The 1970s began a new and more difficult era. The face of labor relations in construction has been completely transformed in the last 20 years. While the Carpenters Union and other building trades unions have always had to contend with hostile governmental interference and economic insecurity, they still successfully established unionism as a widely accepted force in the industry by the turn of the century. Since 1970 however, the rapid rise of the open shop has upset the long-standing collective bargaining equilibrium in construction. Modern anti-union advocates have been able to accomplish much more than their predecessors did. Today, just 30-35% of the construction dollar in the U.S. involves union workers.

The roots of this transformation can be found in the spiraling costs of the late 1960s. Escalating materials and labor prices set off alarms in the ranks of building owners, management consultants, corporate journalists, and public policy makers. In 1969, 200 of the nation’s top executives formed the Business Roundtable in order to put a lid on construction bills. The Roundtable, made up of the heads of General Motors, General Electric, Exxon, U.S. Steel, Du Pont, among others, concluded that the route to financial control over capital construction costs lay in blunting the power of the building trades unions.
The Roundtable built political support to weaken legislation, such as the Davis-Bacon Act, that protects construction workers’ wages. It laid out a collective-bargaining agenda to eliminate union gains. Finally, many of its members sponsored and subsidized non-union contractors on their own projects. The Roundtable’s efforts combined with the severe building recession of the mid-1970s and an increasingly anti-labor political climate in the United States to provide a generous window of opportunity for the open-shop movement.

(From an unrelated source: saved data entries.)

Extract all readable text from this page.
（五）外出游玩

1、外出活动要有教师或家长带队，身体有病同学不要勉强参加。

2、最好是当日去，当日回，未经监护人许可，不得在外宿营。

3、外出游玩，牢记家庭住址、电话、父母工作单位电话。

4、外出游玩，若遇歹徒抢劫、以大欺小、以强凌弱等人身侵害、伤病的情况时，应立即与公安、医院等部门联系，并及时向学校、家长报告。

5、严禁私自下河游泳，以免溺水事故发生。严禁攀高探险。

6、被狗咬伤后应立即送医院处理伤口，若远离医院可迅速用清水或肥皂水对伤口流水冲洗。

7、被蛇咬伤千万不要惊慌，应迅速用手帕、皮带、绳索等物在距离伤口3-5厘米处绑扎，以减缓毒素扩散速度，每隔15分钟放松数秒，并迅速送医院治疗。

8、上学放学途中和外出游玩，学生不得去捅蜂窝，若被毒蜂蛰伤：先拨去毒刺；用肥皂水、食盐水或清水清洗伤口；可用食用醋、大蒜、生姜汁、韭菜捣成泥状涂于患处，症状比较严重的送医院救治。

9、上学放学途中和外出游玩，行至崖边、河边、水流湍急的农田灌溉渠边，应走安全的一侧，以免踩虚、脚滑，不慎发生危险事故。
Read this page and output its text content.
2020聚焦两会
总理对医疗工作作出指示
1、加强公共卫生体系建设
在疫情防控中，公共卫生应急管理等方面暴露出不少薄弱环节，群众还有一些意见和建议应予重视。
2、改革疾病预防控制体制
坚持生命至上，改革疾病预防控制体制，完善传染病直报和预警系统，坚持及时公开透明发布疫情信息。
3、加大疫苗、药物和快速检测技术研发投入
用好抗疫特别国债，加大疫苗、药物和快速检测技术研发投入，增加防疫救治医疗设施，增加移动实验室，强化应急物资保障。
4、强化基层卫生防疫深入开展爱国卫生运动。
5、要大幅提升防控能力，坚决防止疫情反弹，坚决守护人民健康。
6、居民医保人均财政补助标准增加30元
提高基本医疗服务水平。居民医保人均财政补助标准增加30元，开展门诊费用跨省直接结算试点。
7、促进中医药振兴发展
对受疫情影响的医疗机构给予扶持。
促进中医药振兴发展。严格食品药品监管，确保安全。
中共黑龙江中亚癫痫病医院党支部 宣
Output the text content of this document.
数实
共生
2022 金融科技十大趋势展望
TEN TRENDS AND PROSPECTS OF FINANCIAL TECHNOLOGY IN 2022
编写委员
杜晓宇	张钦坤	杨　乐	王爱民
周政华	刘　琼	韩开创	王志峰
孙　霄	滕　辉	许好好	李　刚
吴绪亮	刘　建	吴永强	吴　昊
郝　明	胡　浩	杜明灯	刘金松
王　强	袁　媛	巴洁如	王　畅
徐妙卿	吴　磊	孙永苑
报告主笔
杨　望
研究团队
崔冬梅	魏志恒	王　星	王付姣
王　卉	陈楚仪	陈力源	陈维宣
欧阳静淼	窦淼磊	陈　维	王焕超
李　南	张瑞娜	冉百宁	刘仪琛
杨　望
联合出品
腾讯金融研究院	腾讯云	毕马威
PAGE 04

Non-union builders, gathered under the umbrella of the Associated Builders and Contractors (ABC), took advantage of these opportunities. Today, construction in the U.S. is no longer dominated by union contractors. Open-shop and/or double-breasted firms now participate in and even control many major construction markets. Their mission is clear. They reduce wages, weaken established safety and working conditions, and change the way work is carried out on the jobsite. They seek to replace the traditional egalitarian apprentice/journeyman system with the co-called “merit shop” philosophy in which workers are pitted against one another and have no real shot at quality training or a decent lifelong career in the trades.